Discontent and Disadvantage in Left-Behind Places: Regional Effects on EU-Trust and Status Attainment in Europe
Sociologia Ruralis, Volume 65, Issue 2, 2025, https://doi.org/10.1111/soru.70001
Josef Bernard
Debates on "left-behind" places, rural resentment, and spatial disadvantage suggest that political discontent often arises from perceived inequalities between regions, particularly along the urban–rural divide. The popularity of this argument is reinforced by frequent mapping of electoral outcomes, which commonly reveals a spatial correlation: increased support for Euroscepticism and populism tends to coincide with rural peripherality, population decline, economic and health challenges, and broader forms of social disadvantage.

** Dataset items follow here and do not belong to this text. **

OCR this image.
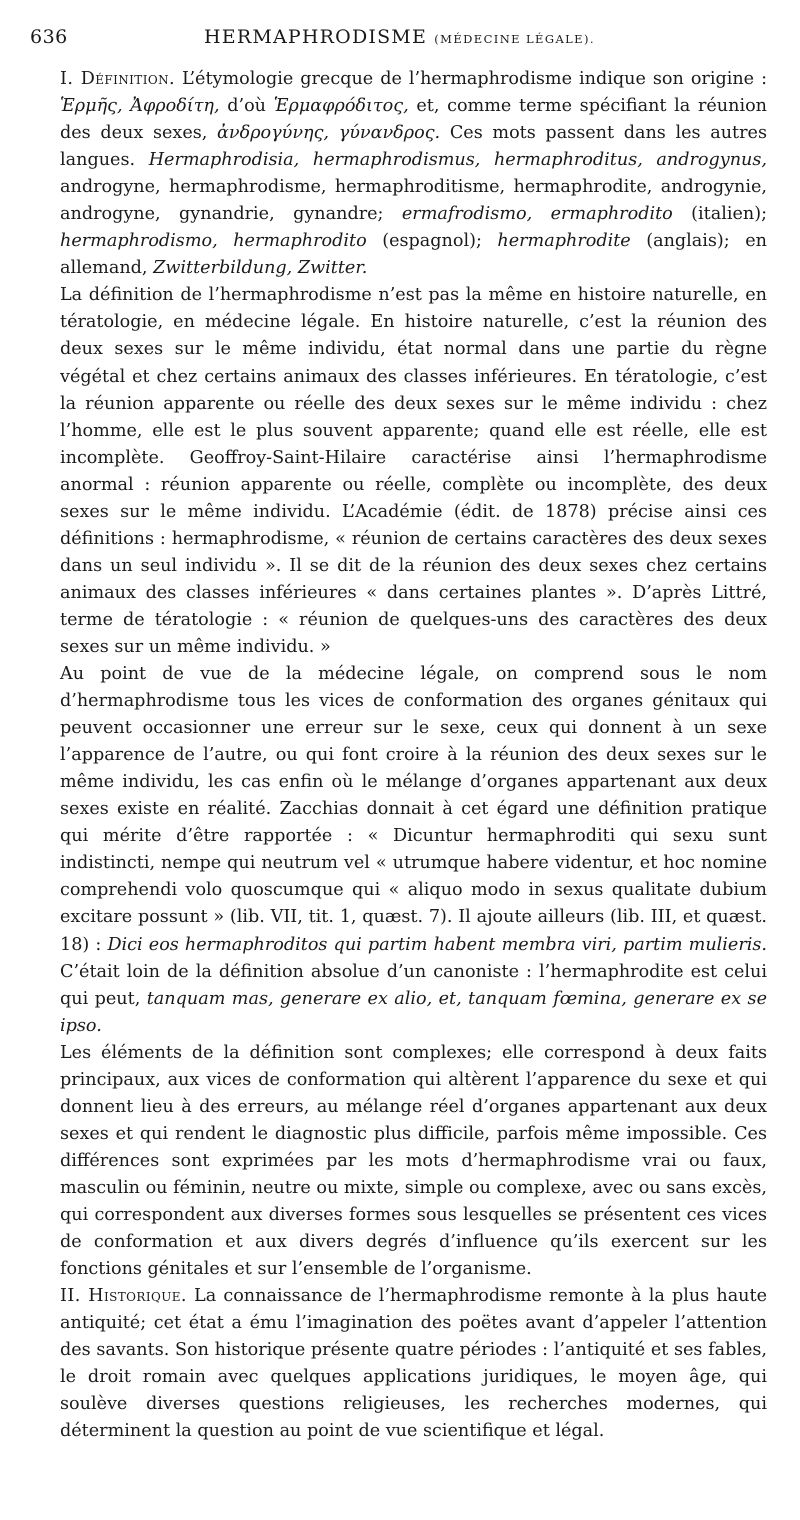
636	HERMAPHRODISME (MÉDECINE LÉGALE).

I. Définition. L’étymologie grecque de l’hermaphrodisme indique son origine : Ἑρμῆς, Ἀφροδίτη, d’où Ἑρμαφρόδιτος, et, comme terme spécifiant la réunion des deux sexes, ἀνδρογύνης, γύνανδρος. Ces mots passent dans les autres langues. Hermaphrodisia, hermaphrodismus, hermaphroditus, androgynus, androgyne, hermaphrodisme, hermaphroditisme, hermaphrodite, androgynie, androgyne, gynandrie, gynandre; ermafrodismo, ermaphrodito (italien); hermaphrodismo, hermaphrodito (espagnol); hermaphrodite (anglais); en allemand, Zwitterbildung, Zwitter.

La définition de l’hermaphrodisme n’est pas la même en histoire naturelle, en tératologie, en médecine légale. En histoire naturelle, c’est la réunion des deux sexes sur le même individu, état normal dans une partie du règne végétal et chez certains animaux des classes inférieures. En tératologie, c’est la réunion apparente ou réelle des deux sexes sur le même individu : chez l’homme, elle est le plus souvent apparente; quand elle est réelle, elle est incomplète. Geoffroy-Saint-Hilaire caractérise ainsi l’hermaphrodisme anormal : réunion apparente ou réelle, complète ou incomplète, des deux sexes sur le même individu. L’Académie (édit. de 1878) précise ainsi ces définitions : hermaphrodisme, « réunion de certains caractères des deux sexes dans un seul individu ». Il se dit de la réunion des deux sexes chez certains animaux des classes inférieures « dans certaines plantes ». D’après Littré, terme de tératologie : « réunion de quelques-uns des caractères des deux sexes sur un même individu. »

Au point de vue de la médecine légale, on comprend sous le nom d’hermaphrodisme tous les vices de conformation des organes génitaux qui peuvent occasionner une erreur sur le sexe, ceux qui donnent à un sexe l’apparence de l’autre, ou qui font croire à la réunion des deux sexes sur le même individu, les cas enfin où le mélange d’organes appartenant aux deux sexes existe en réalité. Zacchias donnait à cet égard une définition pratique qui mérite d’être rapportée : « Dicuntur hermaphroditi qui sexu sunt indistincti, nempe qui neutrum vel « utrumque habere videntur, et hoc nomine comprehendi volo quoscumque qui « aliquo modo in sexus qualitate dubium excitare possunt » (lib. VII, tit. 1, quæst. 7). Il ajoute ailleurs (lib. III, et quæst. 18) : Dici eos hermaphroditos qui partim habent membra viri, partim mulieris. C’était loin de la définition absolue d’un canoniste : l’hermaphrodite est celui qui peut, tanquam mas, generare ex alio, et, tanquam fœmina, generare ex se ipso.

Les éléments de la définition sont complexes; elle correspond à deux faits principaux, aux vices de conformation qui altèrent l’apparence du sexe et qui donnent lieu à des erreurs, au mélange réel d’organes appartenant aux deux sexes et qui rendent le diagnostic plus difficile, parfois même impossible. Ces différences sont exprimées par les mots d’hermaphrodisme vrai ou faux, masculin ou féminin, neutre ou mixte, simple ou complexe, avec ou sans excès, qui correspondent aux diverses formes sous lesquelles se présentent ces vices de conformation et aux divers degrés d’influence qu’ils exercent sur les fonctions génitales et sur l’ensemble de l’organisme.

II. Historique. La connaissance de l’hermaphrodisme remonte à la plus haute antiquité; cet état a ému l’imagination des poëtes avant d’appeler l’attention des savants. Son historique présente quatre périodes : l’antiquité et ses fables, le droit romain avec quelques applications juridiques, le moyen âge, qui soulève diverses questions religieuses, les recherches modernes, qui déterminent la question au point de vue scientifique et légal.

This paper contributes to the debate by distinguishing between regional attitudinal effects and the effects of social mobility. It proposes a multidimensional framework for understanding regional left-behindness and demonstrates that regional effects do not operate uniformly across different national contexts.
Drawing on data from the European Values Study, the analysis examines how intergenerational educational mobility and distrust in the European Union are shaped by regional disadvantage across Europe. The findings indicate that these effects are generally weak and vary considerably. While distrust in the EU is more strongly associated with patterns of regional growth, low educational mobility appears to be more influenced by the limited economic prospects typically found in rural areas. However, the strength and nature of these relationships differ markedly across countries.